More Stories from the Road – By Janiece Gray (with help from Jim Mock)

medical kit

Ever since I was a little kid, I wanted to do two things when I grew up: I wanted to be  like my Mom and take care of kids, and I also wanted to be like my Dad who carried a briefcase and left the house each morning. So yes, I played a ton with dolls, but I also carried around my Fischer Price Doctor’s Kit pretending it was just like my Dad’s Hartman attaché case. (Occasionally I switched it up and tried carrying the Cootie box around but it wasn’t quite the same.)

For the past 40 years, my Dad has travelled  three to four times a month for his work in sales all across the country. In fact, he’s travelled enough to earn the distinction that few hold: he is a 2 million miler with his airline of choice.   My last blog compared several travel experiences to healthcare experiences, and it generated so many emails and comments from those of you who read it, I thought I’d reach out to the person I know who travels the most, my Dad, for a few more examples of customer service stories that stuck out to him from all of his adventures.

Scenario One from Dad

“…When they called me by my name, my first name. Those are the moments I remember. If you ever want to break down a barrier, address the other person by name and if appropriate use their first name. No matter what the situation, it puts two people on the same team — it can lead to a state of familiarity and closeness. Closeness can lead to loyalty and can encourage cooperation.”

I had that same experience Sunday evening when boarding a flight for San Jose. I wasn’t feeling the greatest and while I appreciated being bumped up to the Comfort-Plus seat, I wasn’t thrilled about being in the middle seat on a 3.5 hour flight! So, I kindly asked if there wasn’t an aisle seat available somewhere else. The gate agent had to call me back to the front and butchered my first name, as usually happens. I am so used to it after four-plus decades, I hardly noticed. When she was done helping me she said, “How do you say your name? I’m so sorry I pronounced it wrong.” This made a significant impression on me as someone who has all but given up on finding people in the general public that can figure out my name!

In the Care Team Coaching I do, I always encourage physicians and staff to try to pronounce the patient’s name but to also ask them what they like to be called. For example, when people address me as “Mrs. Gray” I still look around for my mother-in-law!

Scenario Two from Dad

“As an airplane begins its descent to the airport at the end of a flight, I like it when the pilot comes on the sound system and says, ‘Ladies and gentlemen, as we begin our preparation for landing, I just want to say that we realize you have a choice as to which airline you can choose for travel. Thank you for being on our flight today and thank you for choosing XYZ Airlines.’

I wonder what a patient’s reaction would be if a doctor would say something similar? Certainly, now more than ever before, people have choice as to which doctor and which clinic they use.

Personally, I had to have a CAT Scan prior to a medical procedure. Three days later, I got an envelope in the mail from the laboratory.
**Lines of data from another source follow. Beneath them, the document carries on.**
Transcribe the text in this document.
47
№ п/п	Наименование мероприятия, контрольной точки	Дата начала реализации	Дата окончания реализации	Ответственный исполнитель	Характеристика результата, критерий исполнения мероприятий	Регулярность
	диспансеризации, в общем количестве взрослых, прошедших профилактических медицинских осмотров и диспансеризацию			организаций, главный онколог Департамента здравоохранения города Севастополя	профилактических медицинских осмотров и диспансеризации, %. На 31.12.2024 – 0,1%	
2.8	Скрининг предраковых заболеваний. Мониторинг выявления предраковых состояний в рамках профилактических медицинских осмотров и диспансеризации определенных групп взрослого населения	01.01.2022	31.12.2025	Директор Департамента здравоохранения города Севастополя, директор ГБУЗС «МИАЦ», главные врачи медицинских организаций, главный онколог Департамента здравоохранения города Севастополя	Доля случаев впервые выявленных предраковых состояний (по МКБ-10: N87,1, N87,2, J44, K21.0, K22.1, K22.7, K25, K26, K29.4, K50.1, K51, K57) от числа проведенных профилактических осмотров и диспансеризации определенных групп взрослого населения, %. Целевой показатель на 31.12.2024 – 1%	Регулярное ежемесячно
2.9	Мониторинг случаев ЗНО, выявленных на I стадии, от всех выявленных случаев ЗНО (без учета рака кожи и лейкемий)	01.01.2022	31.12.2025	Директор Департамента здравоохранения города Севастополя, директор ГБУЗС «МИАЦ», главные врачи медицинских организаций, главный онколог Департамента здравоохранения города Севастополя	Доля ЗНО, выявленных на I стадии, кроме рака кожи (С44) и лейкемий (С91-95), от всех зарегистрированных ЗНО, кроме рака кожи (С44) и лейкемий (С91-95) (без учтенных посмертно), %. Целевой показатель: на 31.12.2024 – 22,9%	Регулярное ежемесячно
I thought perhaps it was an invoice for the services rendered. Instead, it was a thank you card from the radiology technician who performed the test, thanking me for choosing their facility.”

Wow, talk about service that sticks out and creates a memory! I’m interested to hear from you. What things have you experienced or what are you doing in your organization to help put some of these types of “Wow” factors in place?

Oh, and in case you’re wondering, that’s my original “doctor’s kit” a.k.a. pretend briefcase in this week’s photo. Thanks to my Mom who kept it all these years; all of the inside pieces are there as well! Now all three of my kids, (yes I did get to become a Mom) have enjoyed playing with it.  In fact, photo credit to my daughter, Alyson Gray, who texted me that picture in time for this blog since, you guessed it, I’m travelling!

Janiece Gray

I began my career as a social worker and later, with my Master of Health Administration (MHA), directed operations at Allina Health in Minnesota. I later directed patient experience at Allina. My background and experience give me strengths in approaching healthcare opportunities and challenges through a systems lens – with unique strengths, challenges and activation points. My experience is also informed by leadership roles leading performance improvement in patient-centered care and patient experience departments. Working in the client role with healthcare consulting firms inspired me to address some unmet needs in the industry, and to co-found DTA Healthcare Solutions. I have a Lean Six Sigma Black Belt, and find that the discipline of practice translates to healthcare work very well.